(Rinteln) Neben der Bewältigung des Einsatzes am vergangenen Mittwoch in der Rintelner Fußgängerzone, bei dem ein 23-Jähriger mit seinem Auto gegen das „Family Land“-Gebäude prallte und gegen einen Fahrradständer geschleudert wurde (wir berichteten), mussten sich die Einsatzkräfte von Polizei und Feuerwehr auch noch mit Gaffern auseinandersetzen.
Während der Rettungsaktion, bei der Notfallsanitäter und Feuerwehrleute den schwer verletzten Fahrer aus dem Autowrack befreiten, bauten weitere Einsatzkräfte einen Sichtschutz gegen Schaulustige auf. Grund dafür gab es genug, wie an der Einsatzstelle mehr als einmal deutlich wurde: Schaulustige rings um die Unfallstelle zückten ihre Smartphones mehr oder weniger offensichtlich, fotografierten und filmten im Hoch- und Querformat das Geschehen im nördlichen Bereich der Rintelner Fußgängerzone.
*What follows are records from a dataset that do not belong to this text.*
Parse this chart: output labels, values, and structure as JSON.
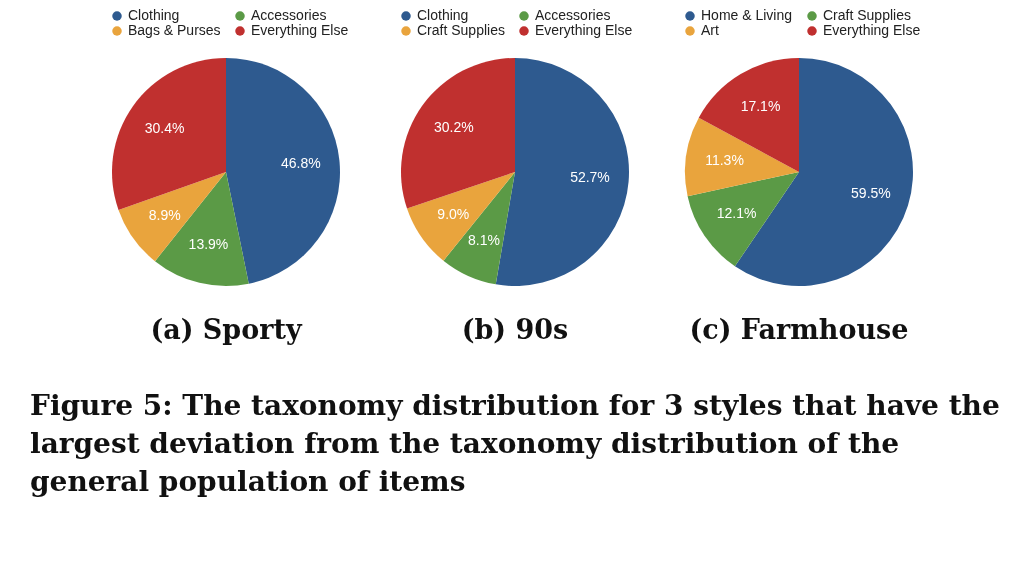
{
  "chart_data": [
    {
      "type": "pie",
      "title": "(a) Sporty",
      "categories": [
        "Clothing",
        "Accessories",
        "Bags & Purses",
        "Everything Else"
      ],
      "values": [
        46.8,
        13.9,
        8.9,
        30.4
      ],
      "value_labels": [
        "46.8%",
        "13.9%",
        "8.9%",
        "30.4%"
      ],
      "colors": [
        "#2e5a8f",
        "#5b9a46",
        "#e9a43d",
        "#c0302f"
      ],
      "legend": "top",
      "annotations": [
        "Figure 5: The taxonomy distribution for 3 styles that have the largest deviation from the taxonomy distribution of the general population of items"
      ]
    },
    {
      "type": "pie",
      "title": "(b) 90s",
      "categories": [
        "Clothing",
        "Accessories",
        "Craft Supplies",
        "Everything Else"
      ],
      "values": [
        52.7,
        8.1,
        9.0,
        30.2
      ],
      "value_labels": [
        "52.7%",
        "8.1%",
        "9.0%",
        "30.2%"
      ],
      "colors": [
        "#2e5a8f",
        "#5b9a46",
        "#e9a43d",
        "#c0302f"
      ],
      "legend": "top"
    },
    {
      "type": "pie",
      "title": "(c) Farmhouse",
      "categories": [
        "Home & Living",
        "Craft Supplies",
        "Art",
        "Everything Else"
      ],
      "values": [
        59.5,
        12.1,
        11.3,
        17.1
      ],
      "value_labels": [
        "59.5%",
        "12.1%",
        "11.3%",
        "17.1%"
      ],
      "colors": [
        "#2e5a8f",
        "#5b9a46",
        "#e9a43d",
        "#c0302f"
      ],
      "legend": "top"
    }
  ]
}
Mehrere Male sind auch die vor Ort anwesenden Pressevertreter unfreiwillig Zeugen geworden, wie sich reninente Gaffer Wortgefechte mit den Rettungskräften lieferten. Manch einer radelte gar eine Extrarunde durch Scherben und Plastiksplitter, nur um einen Blick auf den Einsatz zu erhaschen. Dabei gibt es auch ohne Schaulustige am Einsatzort mehr als genug zu tun: Bei der Rettung von Menschenleben zählt jede Sekunde. Darüber hinaus müssen Zeugen befragt und die Rettungsmaßnahmen koordiniert werden. Besonders, wenn sich eine Unfallsituation unübersichtlich darstellt, bedeutet das puren Stress für alle Beteiligten. Das letzte, was man da noch gebrauchen kann, sind uneinsichtige Filmer.
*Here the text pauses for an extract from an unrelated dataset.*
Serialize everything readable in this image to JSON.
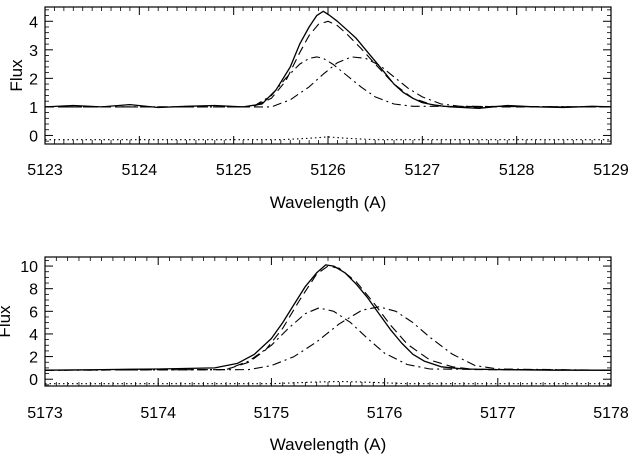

Ortsbrandmeister Thomas Blaue, der an jenem Abend den Einsatz leitete, fehlen fast die Worte: „Es ist unglaublich, wie sich diese Menschen am Leiden anderer ergötzen.“ Blaue stellte selbst einen Schaulustigen zur Rede und forderte ihn auf, die gemachten Handyfotos zu löschen: „Dann kriegt man auch noch einen frechen Spruch zurück, man solle sich gefälligst nicht so anstellen.“

Dabei ist Gaffen kein Kavaliersdelikt und keinesfalls nur respektlos. Das Behindern von Einsatzkräften bei der Arbeit, das Fotografieren und Filmen von Unfallopfern und damit das Verletzen der Persönlichkeitsrechte stellt eine Straftat dar und kann mit empfindlichen Geldbußen oder sogar Gefängnis bestraft werden. Vorausgesetzt, man bekommt die Täter zu fassen. „Das wiederum ist der Polizei als Gefahrenabwehrbehörde vorbehalten“, weiß Blaue, „wir können diese Personen nur ansprechen.“ In der Praxis kommt es bei Situationen wie jener am 1. Juli in Rinteln daher oft dazu, dass die Gaffer einfach verschwinden können.
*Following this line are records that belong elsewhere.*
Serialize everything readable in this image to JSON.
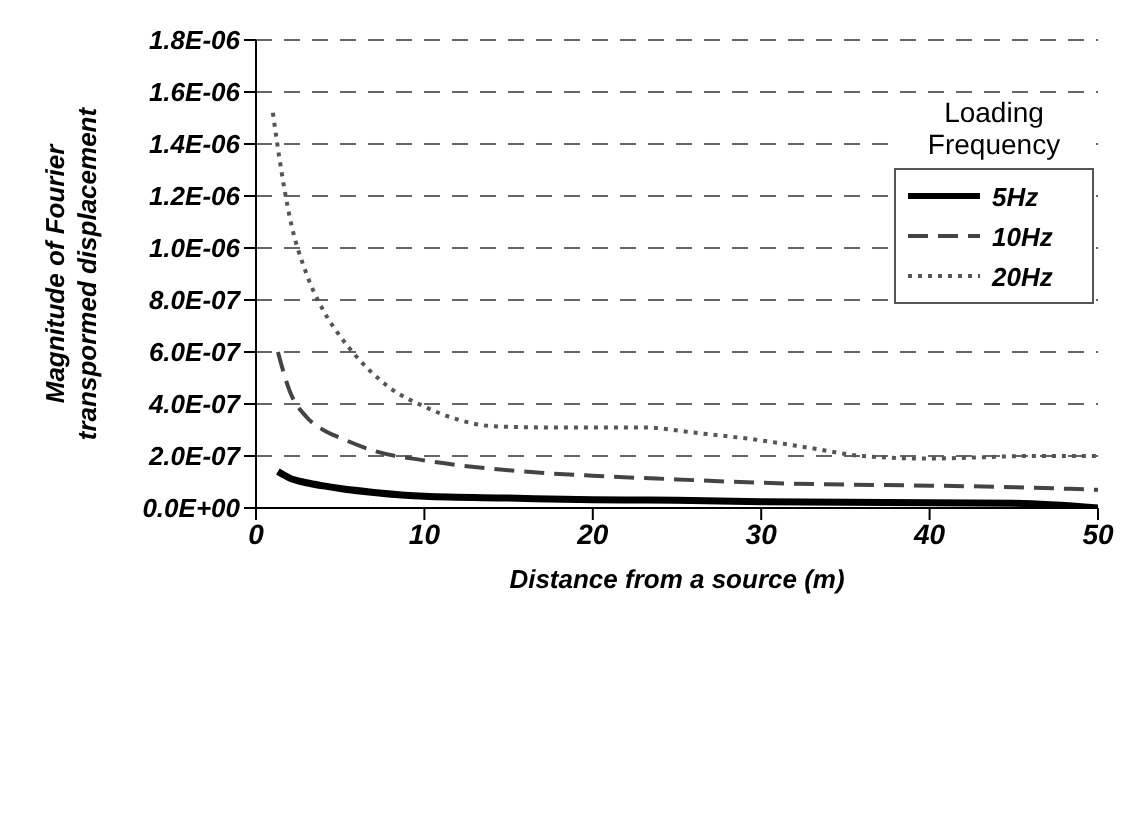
{
  "chart_data": {
    "type": "line",
    "xlabel": "Distance from a source (m)",
    "ylabel": "Magnitude of Fourier transpormed displacement",
    "legend_title": "Loading Frequency",
    "legend": "top right",
    "grid": "y",
    "marker": "none",
    "xlim": [
      0,
      50
    ],
    "xticks": [
      0,
      10,
      20,
      30,
      40,
      50
    ],
    "ylim": [
      0,
      1.8e-06
    ],
    "yticks": [
      {
        "value": 0,
        "label": "0.0E+00"
      },
      {
        "value": 2e-07,
        "label": "2.0E-07"
      },
      {
        "value": 4e-07,
        "label": "4.0E-07"
      },
      {
        "value": 6e-07,
        "label": "6.0E-07"
      },
      {
        "value": 8e-07,
        "label": "8.0E-07"
      },
      {
        "value": 1e-06,
        "label": "1.0E-06"
      },
      {
        "value": 1.2e-06,
        "label": "1.2E-06"
      },
      {
        "value": 1.4e-06,
        "label": "1.4E-06"
      },
      {
        "value": 1.6e-06,
        "label": "1.6E-06"
      },
      {
        "value": 1.8e-06,
        "label": "1.8E-06"
      }
    ],
    "series": [
      {
        "name": "5Hz",
        "color": "#000000",
        "line_style": "solid",
        "x": [
          1.3,
          2,
          3,
          4,
          5,
          7,
          10,
          15,
          20,
          25,
          30,
          35,
          40,
          45,
          50
        ],
        "values": [
          1.4e-07,
          1.15e-07,
          9.7e-08,
          8.5e-08,
          7.5e-08,
          6e-08,
          4.5e-08,
          3.8e-08,
          3.2e-08,
          3e-08,
          2.4e-08,
          2.2e-08,
          2e-08,
          1.8e-08,
          0
        ]
      },
      {
        "name": "10Hz",
        "color": "#444444",
        "line_style": "dashed",
        "x": [
          1.3,
          2,
          3,
          4,
          5,
          7,
          10,
          15,
          20,
          25,
          30,
          35,
          40,
          45,
          50
        ],
        "values": [
          6e-07,
          4.5e-07,
          3.5e-07,
          3e-07,
          2.7e-07,
          2.2e-07,
          1.83e-07,
          1.45e-07,
          1.24e-07,
          1.1e-07,
          9.7e-08,
          9e-08,
          8.6e-08,
          8e-08,
          7e-08
        ]
      },
      {
        "name": "20Hz",
        "color": "#555555",
        "line_style": "dotted",
        "x": [
          1,
          1.5,
          2,
          3,
          4,
          5,
          6,
          8,
          10,
          12,
          14,
          17,
          20,
          23,
          26,
          30,
          33,
          36,
          40,
          43,
          46,
          50
        ],
        "values": [
          1.52e-06,
          1.3e-06,
          1.12e-06,
          9e-07,
          7.6e-07,
          6.6e-07,
          5.8e-07,
          4.6e-07,
          3.9e-07,
          3.4e-07,
          3.15e-07,
          3.1e-07,
          3.1e-07,
          3.1e-07,
          2.9e-07,
          2.6e-07,
          2.3e-07,
          2e-07,
          1.9e-07,
          1.95e-07,
          2e-07,
          2e-07
        ]
      }
    ]
  }
}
Schaulustigen scheint angesichts der Möglichkeiten, jeden Moment sofort mit ihrem Smartphone festhalten und teilen zu können, auch das Gefühl dafür zu fehlen, dass sie moralische und strafrechtliche Grenzen überschreiten. So kehrte ein Gaffer, nachdem er mit seinem Fahrrad bereits einmal von Einsatzkräften der Unfallstelle verwiesen wurde, erneut zurück. Diesmal zu Fuß. Sein „Argument“: „Wieso? Da stehen doch auch andere Leute herum“.
Ein Kurzfilm, unter anderem produziert in Zusammenarbeit mit der Feuerwehr Osnabrück, der Sparkasse und der Blickfänger Filmproduktion, soll auf die Problematik aufmerksam machen. Das Video landete 2018 einen YouTube-Hit. Darin wird ein fiktionales Geschehen präsentiert, in dem sich eine Gruppe von Schaulustigen an einer Unfallstelle fotografiert und die Aufnahmen über diverse Netzwerke teilt. Der Schockmoment am Ende ist garantiert.